Looped Transformers for Reasoning
🔗 Source: arXiv
REASONING WITH LATENT THOUGHTS: ON THE POWER OF LOOPED TRANSFORMERS
🚀 Technical Novelty
- Mechanism: Introduces a weight-sharing looping mechanism where a k-layer transformer block is iteratively applied L times, creating an effective depth of kL while retaining only k-layer parameters. Also proposes a layer-similarity regularization to amplify this inductive bias during training.
- Nuance: Decouples architectural depth from parameter count, contrasting with standard scaling laws that tie depth to model size.
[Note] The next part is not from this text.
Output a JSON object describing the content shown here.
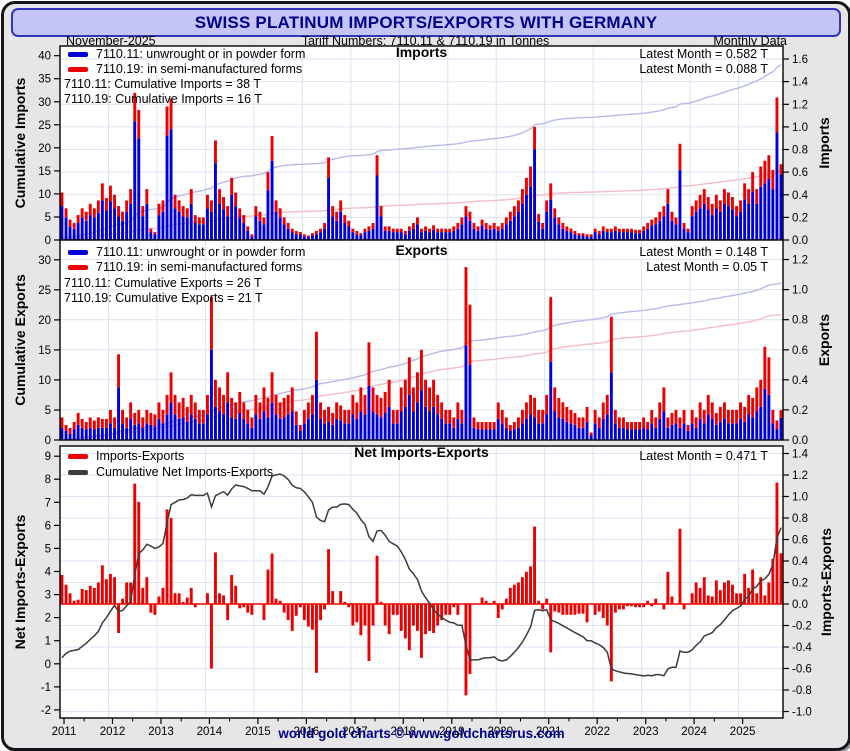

Unlike Chain-of-Thought which expands tokens at inference, looped models perform iterative computation internally via shared weights during the forward pass.
💡 Yield
- Looping matches or exceeds iso-FLOP non-looped baselines on synthetic and downstream reasoning tasks despite using L× fewer parameters.
- Theoretical proofs demonstrate looped transformers can simulate iterative algorithms, solve p-hop induction with O(log p) loops, and formally simulate multi-step Chain-of-Thought reasoning via masking and token decoding.
- Downstream accuracy scales logarithmically with effective depth (loops), revealing a strong inductive bias toward compositional reasoning over memorization.
⚠️ Limitations
- Evaluated primarily on synthetic procedural tasks; generalization to complex real-world, multimodal, or common-sense reasoning remains unverified.
- Suffers from higher perplexity compared to parameter-matched baselines due to the inherent trade-off between depth and model capacity.
- Lacks a formalized, unified definition of “reasoning,” limiting direct comparison across diverse cognitive benchmarks and leaving broader architectural implications open for future work.